The prevailing attitude on the Presenter’s Office seems to have been that the money was “stored to be spent,” and its members took it upon themselves to perform this task as quickly as possible.

Even if they didn’t anticipate mounting a $66,000 debt, they made a conscious decision to spend the whole of the surplus instead of using just $50,000 or so and leaving extra funds for future administrations and future students. Granted, Murphy and Co. had little choice, having already spent most of their $337,000 on prior events.

The Presenter’s Office, however, credits much of the blame to “last-minute occurrences.”

Hailstorms? The rising cost of gas? Terrorist attacks?

Nope, fences and security are among the “unforeseen” costs cited by programming adviser Brian Burton. There seems to have been little-to-no communication among the organizers of the event. Simply put, the overspending is a result of poor direction, planning and a lack of consideration for future consequences.

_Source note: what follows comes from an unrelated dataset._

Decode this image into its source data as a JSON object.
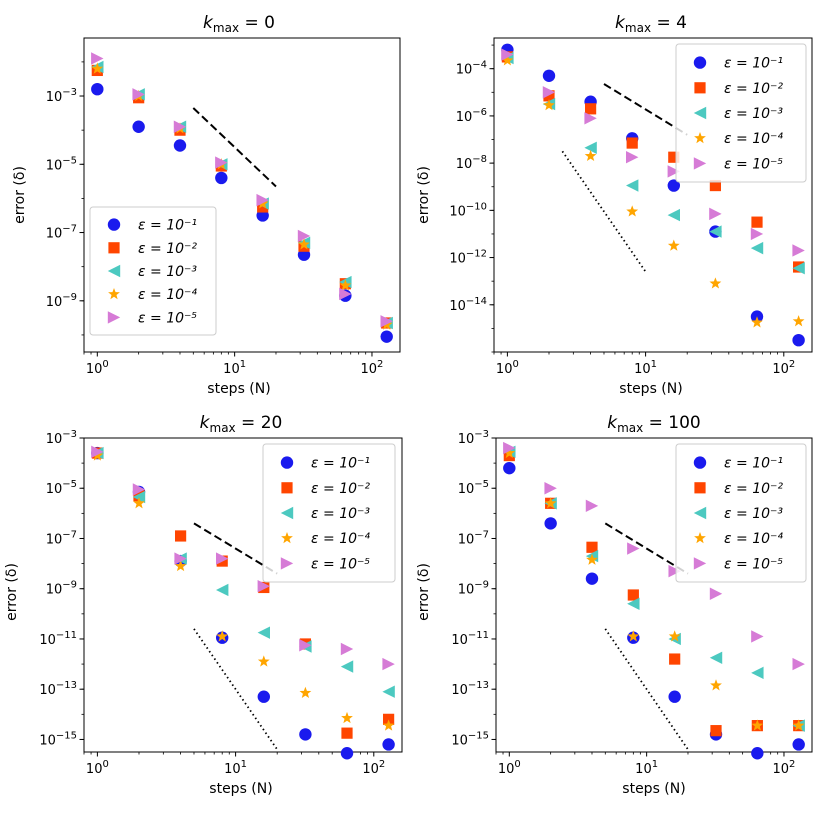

As if its bumbling management of The Grand Kerfuffle weren’t bad enough already, members of the office treated themselves to a more than $800 dinner at a steak and seafood restaurant a couple days after the event was over, patting themselves on the back for a job egregiously botched.

The main problem, as always, is that there are no repercussions for these careless acts of student government. Murphy and other key figures in last year’s events are still working in student leadership positions-on scholarships that are funded by student fees, no less-and are in charge of extensive budgets yet again.

In the future, the Associated Students of the University of Utah and the Presenter’s Office need to be mindful of administrations to come and avoid trying to create a personal legacy during their brief stint at the U at the expense of others.

It might take as many as four years to build another significant surplus, at which point the Presenter’s Office will hopefully have the foresight to be fiscally responsible and spread the benefits around to a variety of events, ensuring that all students who pay fees toward ASUU’s $1.35 million annual budget have a chance to benefit from their ventures.

As for the near future, it probably isn’t fair to judge the current Presenter’s Office as rigorously as we have in years past. After all, any problems it encounters can surely be blamed, in part, on the financial indiscretion of its predecessors.